Friday, June 17, 2022

It Turns Out That... Promising Special Treatment, Or "Favors" -- If An Employee Will Vote "No" On A Union... Violates Federal Labor Law. Unsurprising.


As we've previously reported, Amazon is trying (Tangerine like, that -- minus the violence, I guess) to deny that JFK8 workers voted 2-to-1 FOR the union.

Like that orange "big lie" itself, it will never be the case that Amazon execs are able to knock out over twice as many "yes" votes as there were no votes.

And down in baking-hot Phoenix, the ALJ heard yesterday that a consultant for the company misrepresented himself as an "auditor" (i.e., a threat of firing if information supplied by an employee was shown to be false) -- and told workers (falsely, it turns out) that he would personally get all the concerns expressed "into Mr. Bezos' hands" -- but only if they voted "no" on the union.

This all was in addition to direct threats to union organizers, and the able ALJ is hearing that despite all these shenanigans, twice as many people voted for a union than voted against one at JFK8. Here is all of the latest, from Bloomberg originally, but Sen. Gillibrand and Sen. Sanders publicly called yesterday for Amazon to drop its "baseless" opposition, and admit that it lost -- fair and square -- and begin negotiating a fair and balanced collective bargaining agreement:

. . .An Amazon.com Inc. worker says a consultant hired to defeat a union campaign at a company warehouse in New York promised to take her workplace concerns to Jeff Bezos -- a potential violation of US labor law.

During a National Labor Relations Board hearing Thursday, Natalie Monarrez testified that she had a 45-minute conversation in May 2021 with Bradley Moss, a labor consultant who she said introduced himself as an Amazon auditor. Moss asked her to list her concerns and said his boss “had direct ties to Jeff Bezos and would be relaying all of my concerns and issues” to the Amazon founder, Monarrez said. . . [she also said it was the first time anyone at Amazon asked her about working conditions, in her five years at the company].

“Unless a company has a pre-existing practice of soliciting grievances, beginning to do so during a union organizing campaign and promising to fix the grievances is coercive, in that it tells employees that they don’t need a union to address their issues,” former NLRB Chair Wilma Liebman, who led the agency under President Barack Obama, said in an email last week. . . .

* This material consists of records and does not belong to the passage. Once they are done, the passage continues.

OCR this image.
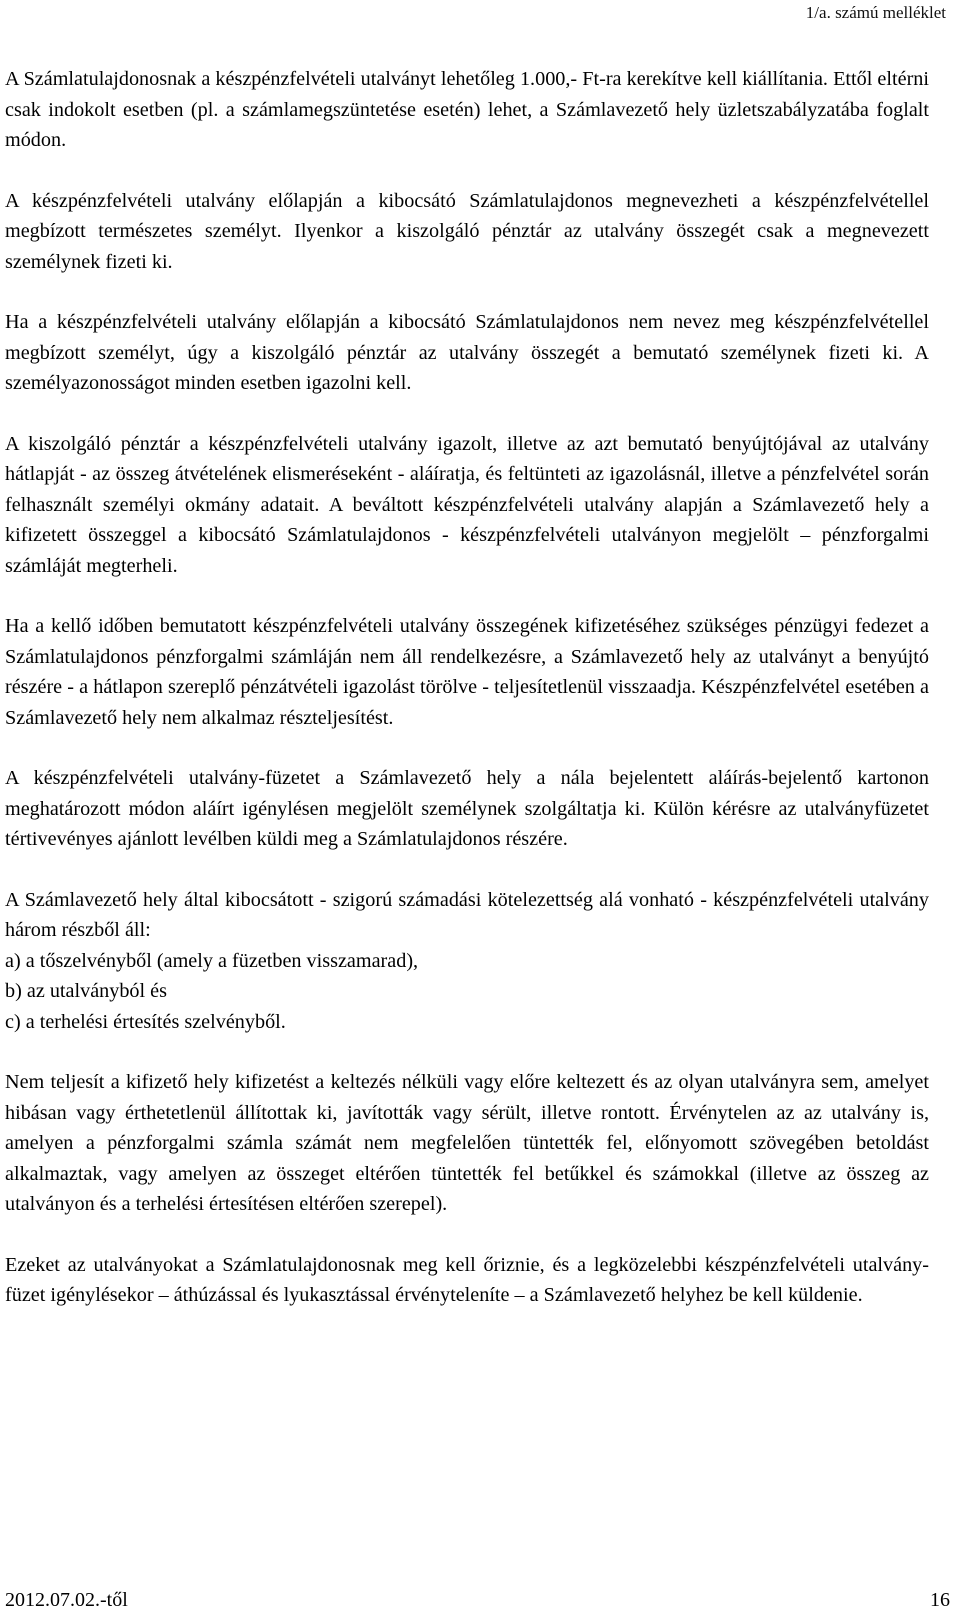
1/a. számú melléklet

A Számlatulajdonosnak a készpénzfelvételi utalványt lehetőleg 1.000,- Ft-ra kerekítve kell kiállítania. Ettől eltérni csak indokolt esetben (pl. a számlamegszüntetése esetén) lehet, a Számlavezető hely üzletszabályzatába foglalt módon.

A készpénzfelvételi utalvány előlapján a kibocsátó Számlatulajdonos megnevezheti a készpénzfelvétellel megbízott természetes személyt. Ilyenkor a kiszolgáló pénztár az utalvány összegét csak a megnevezett személynek fizeti ki.

Ha a készpénzfelvételi utalvány előlapján a kibocsátó Számlatulajdonos nem nevez meg készpénzfelvétellel megbízott személyt, úgy a kiszolgáló pénztár az utalvány összegét a bemutató személynek fizeti ki. A személyazonosságot minden esetben igazolni kell.

A kiszolgáló pénztár a készpénzfelvételi utalvány igazolt, illetve az azt bemutató benyújtójával az utalvány hátlapját - az összeg átvételének elismeréseként - aláíratja, és feltünteti az igazolásnál, illetve a pénzfelvétel során felhasznált személyi okmány adatait. A beváltott készpénzfelvételi utalvány alapján a Számlavezető hely a kifizetett összeggel a kibocsátó Számlatulajdonos - készpénzfelvételi utalványon megjelölt – pénzforgalmi számláját megterheli.

Ha a kellő időben bemutatott készpénzfelvételi utalvány összegének kifizetéséhez szükséges pénzügyi fedezet a Számlatulajdonos pénzforgalmi számláján nem áll rendelkezésre, a Számlavezető hely az utalványt a benyújtó részére - a hátlapon szereplő pénzátvételi igazolást törölve - teljesítetlenül visszaadja. Készpénzfelvétel esetében a Számlavezető hely nem alkalmaz részteljesítést.

A készpénzfelvételi utalvány-füzetet a Számlavezető hely a nála bejelentett aláírás-bejelentő kartonon meghatározott módon aláírt igénylésen megjelölt személynek szolgáltatja ki. Külön kérésre az utalványfüzetet tértivevényes ajánlott levélben küldi meg a Számlatulajdonos részére.

A Számlavezető hely által kibocsátott - szigorú számadási kötelezettség alá vonható - készpénzfelvételi utalvány három részből áll:
a) a tőszelvényből (amely a füzetben visszamarad),
b) az utalványból és
c) a terhelési értesítés szelvényből.

Nem teljesít a kifizető hely kifizetést a keltezés nélküli vagy előre keltezett és az olyan utalványra sem, amelyet hibásan vagy érthetetlenül állítottak ki, javították vagy sérült, illetve rontott. Érvénytelen az az utalvány is, amelyen a pénzforgalmi számla számát nem megfelelően tüntették fel, előnyomott szövegében betoldást alkalmaztak, vagy amelyen az összeget eltérően tüntették fel betűkkel és számokkal (illetve az összeg az utalványon és a terhelési értesítésen eltérően szerepel).

Ezeket az utalványokat a Számlatulajdonosnak meg kell őriznie, és a legközelebbi készpénzfelvételi utalvány-füzet igénylésekor – áthúzással és lyukasztással érvényteleníte – a Számlavezető helyhez be kell küldenie.

2012.07.02.-től	16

It really hadn't struck us until just now how much Mr. Bezos' move (via his hand-picked execs) at JFK8 is like. . . Tangerine's delusions. Time to face reality. Get on with it. Recognize that you lost -- and start hammering out a fair contract. That will encourage other facilities to just vote to join -- so the strategy would be to sign a fair and balanced contract now.

It will only get worse from here, if union leaders perceive that Amazon is just scorching the Earth to delay this inevitable outcome.

Off -- to a busy day, in now less humid sunshine. . . smiling.